The embarrassing silence reigned again, and reigned long. Rose broke it at last. "Is it that thou likest me better?" she asked. Leibel seemed to see a ball of lightning in the air; it burst, and he felt the electric current strike right through his heart. The shock threw his head up with a jerk, so that his eyes gazed into a face whose beauty and tenderness were revealed to him for the first time.

"Ah, but a wife is not a camel," said Leibel, with a sage air. "And a cutter is not a master tailor," retorted Sugarman. "Enough, enough!" cried Leibel. "I tell you, I would not have her if she were a machine warehouse." "There sticks something behind," persisted Sugarman, unconvinced. Leibel shook his head. "Only her hump" he said with a flash of humour.

Leibel's chalk marks continued indecisive that afternoon, which shows how correctly Rose had connected them with love. Before he left that night Rose said to him, "Art thou sure thou wouldst not rather have Leah Volcovitch?" "Not for all the boots and shoes in the world," replied Leibel, vehemently. "And I," protested Rose, "would rather go without my own than without thee."

The bridegroom's party was encamped in one room, the bride's in another, and after a painful delay Eliphaz sent an emissary to say that half the amount should be forthcoming, the extra five pounds in a bright new Bank of England note. Leibel, instructed and encouraged by Sugarman, stood firm.

And does her father know?" "Not yet." "Ah, then I must get his consent," said Sugarman, decisively. "I I thought of speaking to him myself." "Yourself!" echoed Sugarman, in horror. "Are you unsound in the head? Why, that would be worse than the mistake you have already made!" "What mistake?" asked Leibel, firing up. "The mistake of asking the maiden herself.

"I am not a man to bargain," Eliphaz said, and so he gave the young man his tawny hand, and a bottle of rum sprang from somewhere, and work was suspended for five minutes, and the "hands" all drank amid surprised excitement. Sugarman's visits had prepared them to congratulate Rose; but Leibel was a shock.

Eliphaz looked almost tall in his shiny high hat and frilled shirt-front. Sugarman arrived on foot, carrying red-socked little Ebenezer tucked under his arm. Leibel and Rose were not the only couple to be disposed of, for it was the thirty-third day of the Omer a day fruitful in marriages. But at last their turn came.

Afterward he remembered that she had always been his social superior. The situation seemed too dream-like for explanation to the room just yet. Leibel lovingly passed a bottle of ginger-beer, and Rose took a sip, with a beautiful air of plighting troth, understood only of those two. When Leibel quaffed the remnant it intoxicated him.

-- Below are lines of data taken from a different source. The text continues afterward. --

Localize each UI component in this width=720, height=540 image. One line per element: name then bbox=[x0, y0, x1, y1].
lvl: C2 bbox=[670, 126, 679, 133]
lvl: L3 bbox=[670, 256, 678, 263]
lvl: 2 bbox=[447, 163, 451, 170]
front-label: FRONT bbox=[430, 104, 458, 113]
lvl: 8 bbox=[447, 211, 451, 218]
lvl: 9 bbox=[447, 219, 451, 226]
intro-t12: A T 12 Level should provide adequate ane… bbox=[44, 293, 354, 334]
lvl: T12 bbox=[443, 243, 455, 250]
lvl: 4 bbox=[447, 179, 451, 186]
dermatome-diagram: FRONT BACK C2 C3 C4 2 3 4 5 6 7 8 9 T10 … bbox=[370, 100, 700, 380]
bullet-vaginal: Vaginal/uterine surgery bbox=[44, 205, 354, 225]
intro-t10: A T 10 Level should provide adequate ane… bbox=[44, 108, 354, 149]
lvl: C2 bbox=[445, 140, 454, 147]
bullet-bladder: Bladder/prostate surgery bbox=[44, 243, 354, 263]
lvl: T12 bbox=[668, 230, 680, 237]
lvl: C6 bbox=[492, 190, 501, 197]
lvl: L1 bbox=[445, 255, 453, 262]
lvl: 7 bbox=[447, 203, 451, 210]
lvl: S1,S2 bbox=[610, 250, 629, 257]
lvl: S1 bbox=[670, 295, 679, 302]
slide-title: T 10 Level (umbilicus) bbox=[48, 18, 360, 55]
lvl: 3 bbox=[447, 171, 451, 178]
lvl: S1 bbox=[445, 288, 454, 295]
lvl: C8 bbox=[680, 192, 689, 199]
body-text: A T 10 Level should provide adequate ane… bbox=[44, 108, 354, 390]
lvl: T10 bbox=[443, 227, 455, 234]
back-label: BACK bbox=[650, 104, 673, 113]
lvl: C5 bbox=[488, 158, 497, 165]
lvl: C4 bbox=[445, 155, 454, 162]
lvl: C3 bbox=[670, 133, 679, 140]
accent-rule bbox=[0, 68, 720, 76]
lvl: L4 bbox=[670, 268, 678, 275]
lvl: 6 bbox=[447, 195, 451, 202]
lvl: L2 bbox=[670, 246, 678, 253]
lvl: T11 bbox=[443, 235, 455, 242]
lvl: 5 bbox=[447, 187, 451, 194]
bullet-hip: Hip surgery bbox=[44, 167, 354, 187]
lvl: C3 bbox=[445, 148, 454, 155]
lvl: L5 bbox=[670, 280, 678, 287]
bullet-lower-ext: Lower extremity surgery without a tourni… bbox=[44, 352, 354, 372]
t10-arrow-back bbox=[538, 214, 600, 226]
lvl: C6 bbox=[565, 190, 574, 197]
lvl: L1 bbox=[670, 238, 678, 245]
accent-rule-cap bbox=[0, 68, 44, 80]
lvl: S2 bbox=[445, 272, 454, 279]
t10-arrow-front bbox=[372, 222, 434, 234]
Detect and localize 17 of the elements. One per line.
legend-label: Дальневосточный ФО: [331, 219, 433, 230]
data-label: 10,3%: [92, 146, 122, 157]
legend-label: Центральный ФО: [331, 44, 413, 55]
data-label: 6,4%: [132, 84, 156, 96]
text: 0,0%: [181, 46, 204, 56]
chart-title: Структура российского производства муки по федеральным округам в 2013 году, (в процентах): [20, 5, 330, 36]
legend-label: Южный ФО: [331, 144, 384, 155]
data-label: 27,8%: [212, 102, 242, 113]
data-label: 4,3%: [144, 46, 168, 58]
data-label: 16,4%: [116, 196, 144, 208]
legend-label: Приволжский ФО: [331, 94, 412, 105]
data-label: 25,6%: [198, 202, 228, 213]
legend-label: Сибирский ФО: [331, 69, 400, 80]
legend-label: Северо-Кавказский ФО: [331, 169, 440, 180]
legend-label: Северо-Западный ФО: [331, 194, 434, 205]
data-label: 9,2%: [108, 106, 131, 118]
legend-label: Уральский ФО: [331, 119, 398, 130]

"An excellent thing!" said Sugarman. "A wife who squints can never look her husband straight in the face and overwhelm him. Who would quail before a woman with a squint?" "I could endure the squint," went on Leibel, dubiously, "but she also stammers." "Well, what is better, in the event of a quarrel? The difficulty she has in talking will keep her far more silent than most wives.

"Moses Mendelssohn had a hump," expostulated Sugarman, reproachfully. "Yes, but he was a heretic," rejoined Leibel, who was not without reading. "And then he was a man! A man with two humps could find a wife for each. But a woman with a hump cannot expect a husband in addition." "Guard your tongue from evil," quoth the Shadchan, angrily.